Madoff trustee poring over hundreds of claims: SIPC
Madoff trustee poring over hundreds of claims: SIPC
Fri Jan 23, 2009 7:38pm GMT
WASHINGTON (Reuters) - The trustee overseeing the liquidation of accused swindler Bernard Madoff's assets is poring over hundreds of claims from Madoff's clients and has started classifying them, the president of the agency charged with helping clients of failed brokerages said on Friday.

"The trustee has started to receive claims. I think there are a couple of hundred in. He is beginning to classify them," said Stephen Harbeck, president of the Securities Investor Protection Corp.

"Trustee staff are looking at individual claims. For example, are there people who have never withdrawn money? Those claims might be the easiest to resolve," he said.

SIPC, which was set up by Congress in 1970 to maintain a fund to help investors who had accounts at brokerage firms that failed, mailed out more than 8,000 claim forms to Madoff's clients earlier in January.

The nonprofit agency along with Madoff's trustee and the U.S. Securities and Exchange Commission are trying to hash out a plan to help the defrauded investors.

SIPC has never confronted a scandal along these levels. Its reserve fund, which is supported by broker-dealer assessment fees, has $1.6 billion. That is a fraction of Madoff's purported fraud.
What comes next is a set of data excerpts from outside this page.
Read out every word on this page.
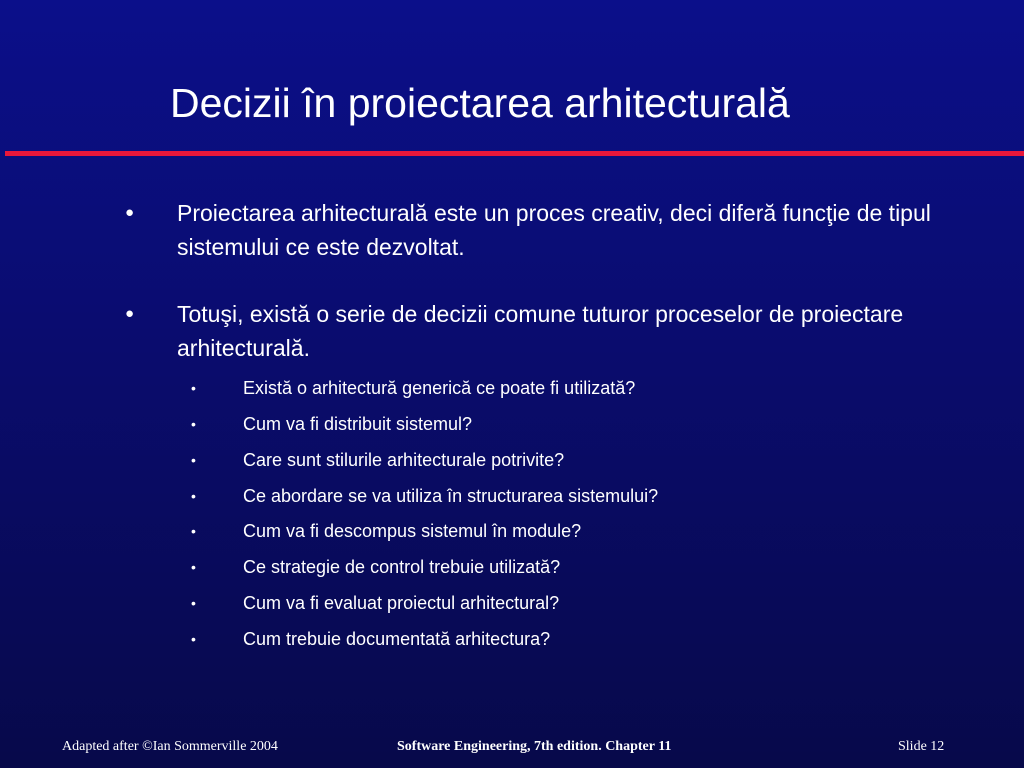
Decizii în proiectarea arhitecturală
● Proiectarea arhitecturală este un proces creativ, deci diferă funcţie de tipul sistemului ce este dezvoltat.
● Totuşi, există o serie de decizii comune tuturor proceselor de proiectare arhitecturală.
•	Există o arhitectură generică ce poate fi utilizată?
•	Cum va fi distribuit sistemul?
•	Care sunt stilurile arhitecturale potrivite?
•	Ce abordare se va utiliza în structurarea sistemului?
•	Cum va fi descompus sistemul în module?
•	Ce strategie de control trebuie utilizată?
•	Cum va fi evaluat proiectul arhitectural?
•	Cum trebuie documentată arhitectura?
Adapted after ©Ian Sommerville 2004	Software Engineering, 7th edition. Chapter 11	Slide 12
The agency also has a $1 billion line of credit with the U.S. Treasury Department.

SIPC may be forced to ask Madoff clients to return some money it received from Madoff so SIPC can distribute funds to other defrauded investors.

Harbeck said staff from SIPC and the SEC have met to figure out the best way to settle claims but a formal decision has not been made yet. "Settling claims in a Ponzi scheme that has gone on for 30 years is unprecedented," he said.

"I assume that some time within the fairly near future, the trustee, SIPC and the SEC will agree on a methodology as to how we are going to help these people under the law," said Harbeck.